- Born: 10 February 1951 (age 75) Boulogne-Billancourt, France
- Education: Sciences Po, ÉNA
- Occupation: Businessman

= Serge Weinberg =

French businessman

Serge Weinberg (born 10 February 1951) is a French businessman. He is the founder and chairman of Weinberg Capital Partners, an investment firm.

==Early life and education==
Weinberg trained as a civil servant, after graduating with a bachelor's degree in Law from the University of Paris and from the Institut d'Etudes Politiques de Paris. He studied at the École nationale d'administration, the French School for Civil Service.

==Career==
===Career in the public sector===
Weinberg started his career as a civil servant in the French administration (1976–81), before becoming chief of staff to Budget Minister Laurent Fabius (1981–82).

===Career in the private sector===
Weinberg later held several management positions at FR3 and Havas. In 1990, after three years as General Manager with investment bank Pallas Groupe, he joined the Pinault Group as CEO of CFAO. Next, he was appointed CEO of Rexel (1991–95).

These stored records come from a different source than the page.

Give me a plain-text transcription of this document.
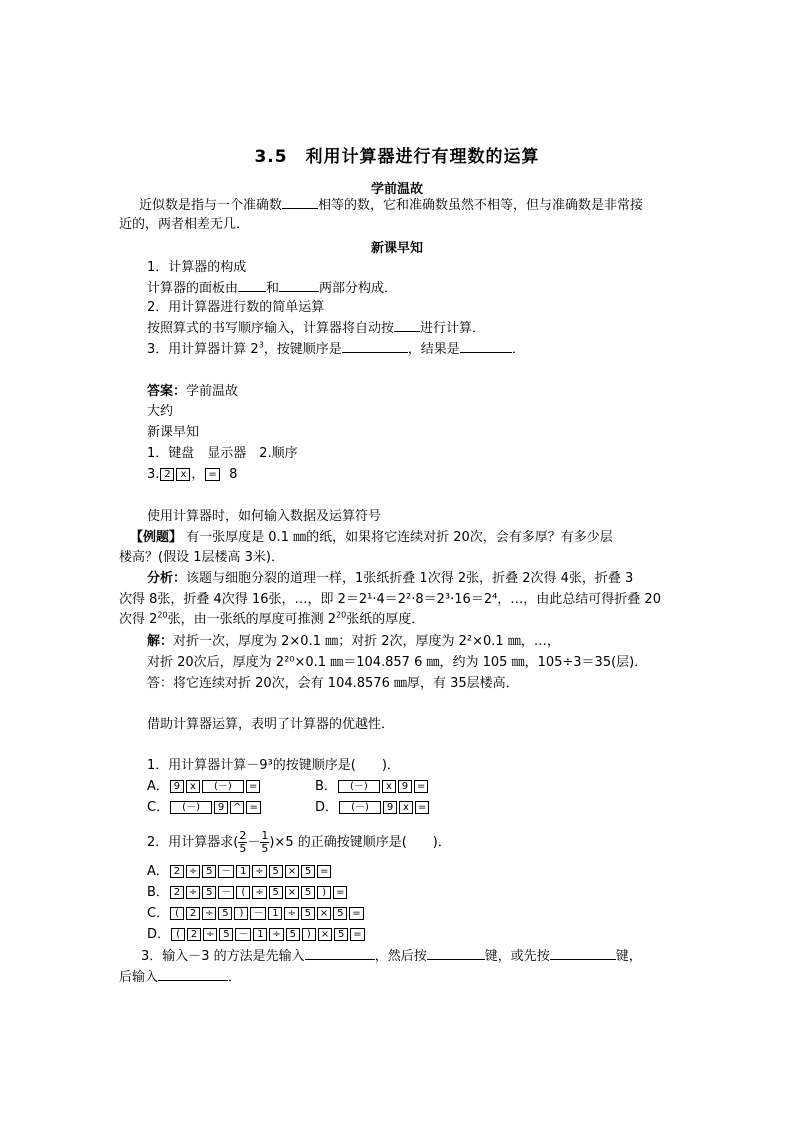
3.5　利用计算器进行有理数的运算
学前温故
近似数是指与一个准确数	相等的数，它和准确数虽然不相等，但与准确数是非常接
近的，两者相差无几．
新课早知
1．计算器的构成
计算器的面板由 和	两部分构成．
2．用计算器进行数的简单运算
按照算式的书写顺序输入，计算器将自动按 进行计算．
3．用计算器计算 $2^3$，按键顺序是	，结果是	．
答案：学前温故
大约
新课早知
1．键盘　显示器　2.顺序
3. 2 x ， = 8
使用计算器时，如何输入数据及运算符号
【例题】 有一张厚度是 0.1 ㎜的纸，如果将它连续对折 20次，会有多厚？有多少层
楼高？(假设 1层楼高 3米)．
分析：该题与细胞分裂的道理一样，1张纸折叠 1次得 2张，折叠 2次得 4张，折叠 3
次得 8张，折叠 4次得 16张，…，即 2＝2¹·4＝2²·8＝2³·16＝2⁴，…，由此总结可得折叠 20
次得 $2^{20}$张，由一张纸的厚度可推测 $2^{20}$张纸的厚度．
解：对折一次，厚度为 2×0.1 ㎜；对折 2次，厚度为 2²×0.1 ㎜，…，
对折 20次后，厚度为 2²⁰×0.1 ㎜＝104.857 6 ㎜，约为 105 ㎜，105÷3＝35(层)．
答：将它连续对折 20次，会有 104.8576 ㎜厚，有 35层楼高．
借助计算器运算，表明了计算器的优越性．
1．用计算器计算－9³的按键顺序是(　　)．
A． 9 x (－) =	B． (－) x 9 =
C． (－) 9 ^ =	D． (－) 9 x =
2．用计算器求( $\frac{2}{5} - \frac{1}{5} )\times 5$ 的正确按键顺序是(　　)．
A． 2 ÷ 5 － 1 ÷ 5 × 5 =
B． 2 ÷ 5 － ( ÷ 5 × 5 ) =
C． ( 2 ÷ 5 ) － 1 ÷ 5 × 5 =
D． ( 2 ÷ 5 － 1 ÷ 5 ) × 5 =
3．输入－3 的方法是先输入	，然后按	键，或先按	键，
后输入	．
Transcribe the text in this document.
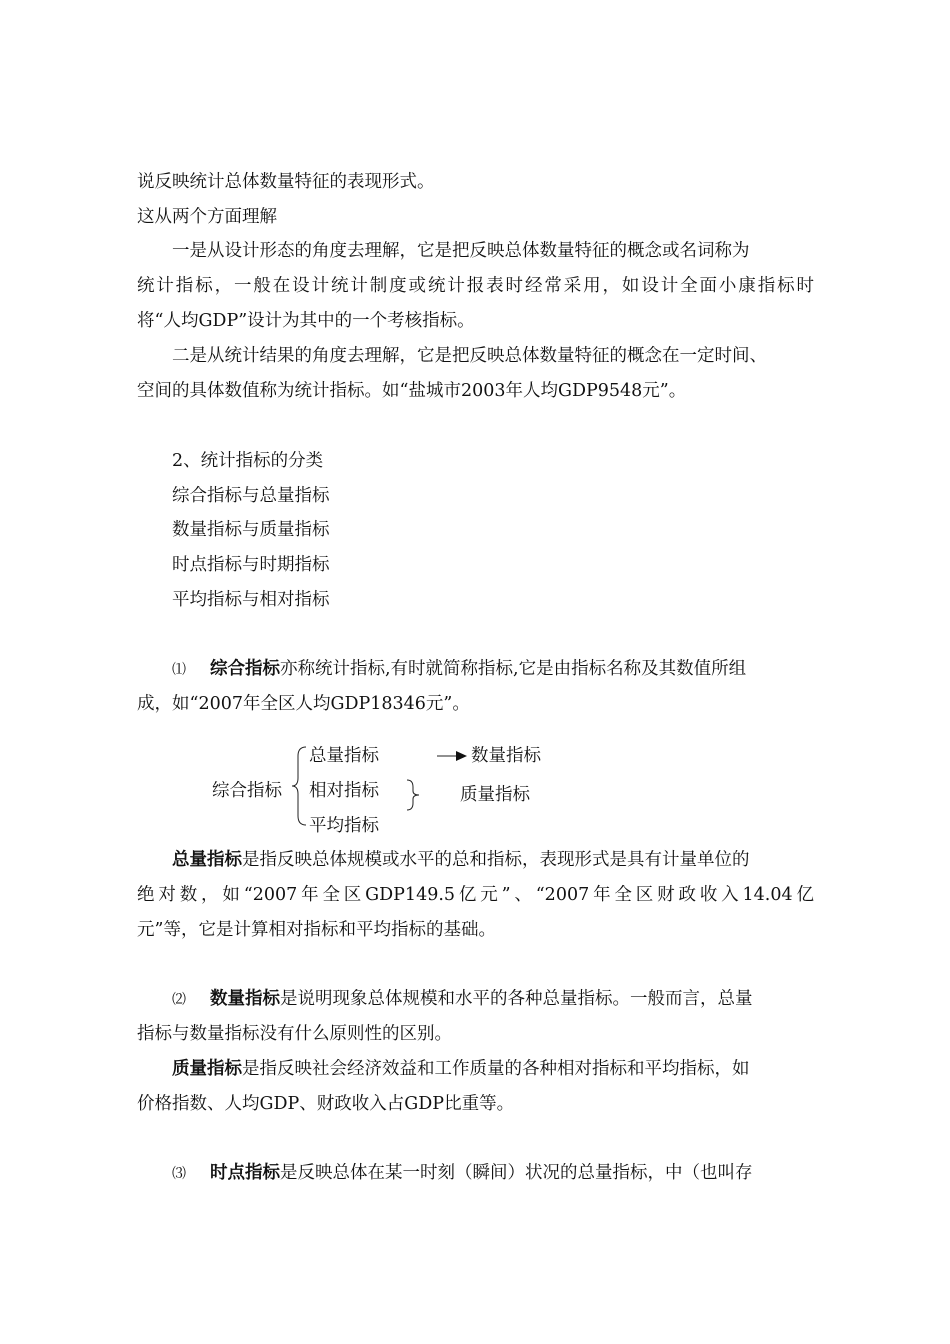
说反映统计总体数量特征的表现形式。
这从两个方面理解
一是从设计形态的角度去理解，它是把反映总体数量特征的概念或名词称为
统计指标，一般在设计统计制度或统计报表时经常采用，如设计全面小康指标时
将“人均GDP”设计为其中的一个考核指标。
二是从统计结果的角度去理解，它是把反映总体数量特征的概念在一定时间、
空间的具体数值称为统计指标。如“盐城市2003年人均GDP9548元”。
2、统计指标的分类
综合指标与总量指标
数量指标与质量指标
时点指标与时期指标
平均指标与相对指标
⑴ 综合指标亦称统计指标,有时就简称指标,它是由指标名称及其数值所组
成，如“2007年全区人均GDP18346元”。
综合指标
总量指标
相对指标
平均指标
数量指标
质量指标
总量指标是指反映总体规模或水平的总和指标，表现形式是具有计量单位的
绝对数，如“2007年全区GDP149.5亿元”、“2007年全区财政收入14.04亿
元”等，它是计算相对指标和平均指标的基础。
⑵ 数量指标是说明现象总体规模和水平的各种总量指标。一般而言，总量
指标与数量指标没有什么原则性的区别。
质量指标是指反映社会经济效益和工作质量的各种相对指标和平均指标，如
价格指数、人均GDP、财政收入占GDP比重等。
⑶ 时点指标是反映总体在某一时刻（瞬间）状况的总量指标，中（也叫存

From 1995 to 2005, he was chairman of the management board of PPR, the largest non-food retailer in Europe and the third largest multi-brand luxury goods company in the world.

He is the chairman of Sanofi, a French pharmaceutical firm, known for its prescription products such as Lantus insulin.

==Other activities==
===Corporate boards===
- Accor, Non-Executive Chairman of the Board
- Schneider Electric, Member of the Board of Directors
- Fnac, Member of the Board of Directors
- Artémis, Member of the Board of Directors
- Gucci, Member of the Board of Directors

===Non-profit organizations===
- Institut du Cerveau, Chair of the Board of Directors (since 2025)
- Club of Three, Member of the Steering Group
- Paris Europlace, Member of the Board of Directors
- Sanofi Espoir Foundation, Member of the Board of Directors

At least between 1998 and 2008 Weinberg was a member of the Trilateral Commission.